From Karen Helton
Monroe
To the Editor:
I am writing to fill in a few blanks I have observed in election coverage pertaining to Project 2025’s impact on farmers. To research this information, I went to The Hill, a publication about Congress and legislation in the U.S.
I wonder how many local farmers have read any portion of Project 2025’s position on the farm subsidies which are a standard part of government appropriations. Take for instance this quote from The Hill’s consolidation of information on Project 2025, “The project proposes ending “safety nets” such as the Agriculture Risk Coverage (ARC) and Price Loss Coverage (PLC) programs, which pay farmers of selected commodities when the prices of those commodities fall below a predetermined level. . . and to end the sugar program, which manages U.S. sugar production to keep prices high.”
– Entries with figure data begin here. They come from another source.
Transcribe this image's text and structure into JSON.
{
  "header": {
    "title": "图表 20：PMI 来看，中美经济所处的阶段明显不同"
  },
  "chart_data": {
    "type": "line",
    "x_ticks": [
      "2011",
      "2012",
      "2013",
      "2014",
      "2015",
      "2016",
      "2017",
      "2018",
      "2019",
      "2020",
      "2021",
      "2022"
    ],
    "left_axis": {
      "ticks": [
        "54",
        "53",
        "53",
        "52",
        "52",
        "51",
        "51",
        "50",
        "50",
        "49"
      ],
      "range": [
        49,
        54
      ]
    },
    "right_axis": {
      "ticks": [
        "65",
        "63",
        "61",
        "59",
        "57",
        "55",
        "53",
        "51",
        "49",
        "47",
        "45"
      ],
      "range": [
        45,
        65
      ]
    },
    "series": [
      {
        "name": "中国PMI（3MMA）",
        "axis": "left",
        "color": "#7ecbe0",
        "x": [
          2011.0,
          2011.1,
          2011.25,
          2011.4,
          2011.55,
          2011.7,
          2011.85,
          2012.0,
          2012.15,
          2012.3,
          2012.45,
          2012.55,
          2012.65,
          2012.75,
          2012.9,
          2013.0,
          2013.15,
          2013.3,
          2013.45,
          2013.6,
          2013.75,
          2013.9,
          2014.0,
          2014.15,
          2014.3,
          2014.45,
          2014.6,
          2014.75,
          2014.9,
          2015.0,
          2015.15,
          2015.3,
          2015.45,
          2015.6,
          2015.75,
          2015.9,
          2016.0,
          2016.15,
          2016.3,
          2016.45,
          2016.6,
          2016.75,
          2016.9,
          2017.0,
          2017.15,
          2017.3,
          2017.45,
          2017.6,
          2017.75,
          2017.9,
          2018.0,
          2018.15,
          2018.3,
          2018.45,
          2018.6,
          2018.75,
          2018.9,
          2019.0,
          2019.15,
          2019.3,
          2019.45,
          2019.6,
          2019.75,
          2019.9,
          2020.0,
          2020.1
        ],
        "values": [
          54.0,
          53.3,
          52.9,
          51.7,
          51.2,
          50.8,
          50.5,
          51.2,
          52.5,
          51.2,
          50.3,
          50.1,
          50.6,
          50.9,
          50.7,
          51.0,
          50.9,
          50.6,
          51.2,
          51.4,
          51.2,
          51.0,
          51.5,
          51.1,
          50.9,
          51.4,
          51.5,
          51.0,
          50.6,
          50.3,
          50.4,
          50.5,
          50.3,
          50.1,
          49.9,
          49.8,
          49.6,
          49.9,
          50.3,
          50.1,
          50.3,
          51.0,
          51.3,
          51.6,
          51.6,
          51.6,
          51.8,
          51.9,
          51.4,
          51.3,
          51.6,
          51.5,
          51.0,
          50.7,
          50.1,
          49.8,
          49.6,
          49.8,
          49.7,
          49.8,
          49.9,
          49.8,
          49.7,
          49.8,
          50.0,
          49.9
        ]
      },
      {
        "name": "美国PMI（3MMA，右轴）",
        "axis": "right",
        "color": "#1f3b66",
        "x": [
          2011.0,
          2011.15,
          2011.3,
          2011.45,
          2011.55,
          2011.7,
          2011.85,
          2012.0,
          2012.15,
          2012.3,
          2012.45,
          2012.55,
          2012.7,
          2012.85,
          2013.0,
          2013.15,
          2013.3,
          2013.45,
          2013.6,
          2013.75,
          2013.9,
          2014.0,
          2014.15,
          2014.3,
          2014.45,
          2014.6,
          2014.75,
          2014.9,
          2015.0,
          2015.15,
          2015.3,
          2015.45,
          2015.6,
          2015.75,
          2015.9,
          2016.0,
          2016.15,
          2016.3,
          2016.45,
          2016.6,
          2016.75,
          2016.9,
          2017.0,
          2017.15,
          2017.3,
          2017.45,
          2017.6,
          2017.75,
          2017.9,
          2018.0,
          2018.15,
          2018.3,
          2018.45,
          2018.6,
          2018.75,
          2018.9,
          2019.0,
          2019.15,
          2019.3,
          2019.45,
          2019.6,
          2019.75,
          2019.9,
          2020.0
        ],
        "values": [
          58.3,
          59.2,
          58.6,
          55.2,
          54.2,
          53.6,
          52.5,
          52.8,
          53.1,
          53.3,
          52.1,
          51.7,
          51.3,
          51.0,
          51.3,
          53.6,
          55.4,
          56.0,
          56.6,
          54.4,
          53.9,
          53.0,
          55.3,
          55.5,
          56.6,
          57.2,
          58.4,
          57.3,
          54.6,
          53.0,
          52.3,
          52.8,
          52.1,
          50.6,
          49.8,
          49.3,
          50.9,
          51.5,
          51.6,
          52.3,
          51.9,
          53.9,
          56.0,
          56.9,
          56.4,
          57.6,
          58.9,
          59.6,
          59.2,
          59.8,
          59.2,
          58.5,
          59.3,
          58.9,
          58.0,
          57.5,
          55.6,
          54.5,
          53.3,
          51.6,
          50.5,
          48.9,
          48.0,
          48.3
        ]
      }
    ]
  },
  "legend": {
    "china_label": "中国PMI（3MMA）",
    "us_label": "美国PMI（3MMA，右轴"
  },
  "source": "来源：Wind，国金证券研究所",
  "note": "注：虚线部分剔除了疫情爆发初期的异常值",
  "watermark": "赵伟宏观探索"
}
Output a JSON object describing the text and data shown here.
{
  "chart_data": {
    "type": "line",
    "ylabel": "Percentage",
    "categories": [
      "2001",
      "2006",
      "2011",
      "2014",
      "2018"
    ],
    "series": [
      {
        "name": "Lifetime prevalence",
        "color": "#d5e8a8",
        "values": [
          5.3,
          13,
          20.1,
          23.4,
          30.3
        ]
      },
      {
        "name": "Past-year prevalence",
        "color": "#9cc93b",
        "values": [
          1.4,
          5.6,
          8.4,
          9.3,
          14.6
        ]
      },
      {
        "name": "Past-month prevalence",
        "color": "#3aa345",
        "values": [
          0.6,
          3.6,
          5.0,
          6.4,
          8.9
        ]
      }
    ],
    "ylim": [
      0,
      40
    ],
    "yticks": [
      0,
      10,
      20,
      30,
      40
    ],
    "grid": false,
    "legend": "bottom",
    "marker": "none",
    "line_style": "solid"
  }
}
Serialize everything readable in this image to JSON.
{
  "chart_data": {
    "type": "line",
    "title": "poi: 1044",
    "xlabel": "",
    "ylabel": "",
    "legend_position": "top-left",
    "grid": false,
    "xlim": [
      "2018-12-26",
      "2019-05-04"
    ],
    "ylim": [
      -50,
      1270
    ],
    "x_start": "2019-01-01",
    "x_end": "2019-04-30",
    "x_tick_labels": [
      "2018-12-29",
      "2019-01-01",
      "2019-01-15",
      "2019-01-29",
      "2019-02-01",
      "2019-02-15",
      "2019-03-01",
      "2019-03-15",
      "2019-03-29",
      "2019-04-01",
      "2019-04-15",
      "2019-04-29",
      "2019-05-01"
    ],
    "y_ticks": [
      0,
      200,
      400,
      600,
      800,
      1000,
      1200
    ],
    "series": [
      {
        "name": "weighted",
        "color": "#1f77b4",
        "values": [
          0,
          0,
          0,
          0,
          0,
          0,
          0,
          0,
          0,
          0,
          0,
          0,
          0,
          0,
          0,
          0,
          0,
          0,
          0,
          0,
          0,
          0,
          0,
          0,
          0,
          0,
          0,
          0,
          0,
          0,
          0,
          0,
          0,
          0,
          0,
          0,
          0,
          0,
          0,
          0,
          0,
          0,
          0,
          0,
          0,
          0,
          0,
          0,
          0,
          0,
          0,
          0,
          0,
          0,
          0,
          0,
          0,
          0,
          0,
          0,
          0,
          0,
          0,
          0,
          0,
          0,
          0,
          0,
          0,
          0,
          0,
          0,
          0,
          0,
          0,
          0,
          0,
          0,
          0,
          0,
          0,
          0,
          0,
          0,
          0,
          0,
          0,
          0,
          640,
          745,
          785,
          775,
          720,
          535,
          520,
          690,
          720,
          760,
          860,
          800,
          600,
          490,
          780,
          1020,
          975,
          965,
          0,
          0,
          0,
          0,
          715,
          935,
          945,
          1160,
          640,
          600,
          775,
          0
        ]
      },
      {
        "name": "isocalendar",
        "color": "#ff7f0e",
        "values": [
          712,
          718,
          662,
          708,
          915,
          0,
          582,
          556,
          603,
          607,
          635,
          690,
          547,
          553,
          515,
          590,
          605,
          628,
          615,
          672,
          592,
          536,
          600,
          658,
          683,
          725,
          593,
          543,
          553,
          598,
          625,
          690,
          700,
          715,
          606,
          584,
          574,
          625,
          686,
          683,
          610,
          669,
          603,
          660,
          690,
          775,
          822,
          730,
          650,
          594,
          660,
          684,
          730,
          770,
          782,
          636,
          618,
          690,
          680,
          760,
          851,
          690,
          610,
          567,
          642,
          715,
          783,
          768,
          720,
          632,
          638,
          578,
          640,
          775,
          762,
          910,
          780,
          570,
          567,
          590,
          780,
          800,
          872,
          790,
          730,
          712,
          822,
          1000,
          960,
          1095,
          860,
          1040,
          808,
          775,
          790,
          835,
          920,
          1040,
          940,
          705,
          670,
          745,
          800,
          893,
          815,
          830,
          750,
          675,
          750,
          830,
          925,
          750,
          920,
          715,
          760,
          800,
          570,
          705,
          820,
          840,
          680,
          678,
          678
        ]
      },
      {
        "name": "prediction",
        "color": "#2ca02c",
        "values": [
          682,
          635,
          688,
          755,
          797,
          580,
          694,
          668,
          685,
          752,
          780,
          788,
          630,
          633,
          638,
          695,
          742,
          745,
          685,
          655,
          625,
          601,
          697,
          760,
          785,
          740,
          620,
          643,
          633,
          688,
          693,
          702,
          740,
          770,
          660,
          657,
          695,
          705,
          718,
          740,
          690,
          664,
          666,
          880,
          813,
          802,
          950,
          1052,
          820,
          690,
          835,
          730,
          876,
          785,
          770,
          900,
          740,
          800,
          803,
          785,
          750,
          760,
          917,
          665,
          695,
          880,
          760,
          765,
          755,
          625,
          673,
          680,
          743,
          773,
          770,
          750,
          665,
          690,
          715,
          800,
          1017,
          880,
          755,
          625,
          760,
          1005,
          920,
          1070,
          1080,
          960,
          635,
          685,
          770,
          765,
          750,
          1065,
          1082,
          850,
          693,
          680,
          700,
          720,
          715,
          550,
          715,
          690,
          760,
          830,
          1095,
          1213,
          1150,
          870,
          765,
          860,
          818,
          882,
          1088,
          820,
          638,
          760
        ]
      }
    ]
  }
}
“It also pushes to cut government subsidies for crop insurance — for which the project also seeks to constrict or eliminate the Conservation Reserve Program, which was established in 1985 to pay farmers to fallow sensitive land to give it time to recover. Its creation was part of a broader attempt to slow the loss of American topsoil, which is both the basis of the food system and is vanishing 25 times faster than it is generated. taxpayers currently pick up about two-thirds of the cost.”
I don’t know if you will publish this letter, but at the very least, to keep local farmers informed on the plans of the Republican Party and the Heritage Foundation, please print an article on this topic. None of us want to go hungry, many of us know how hard farmers work and how precarious their work is in the face of global warming, their own government should not be attacking them as well.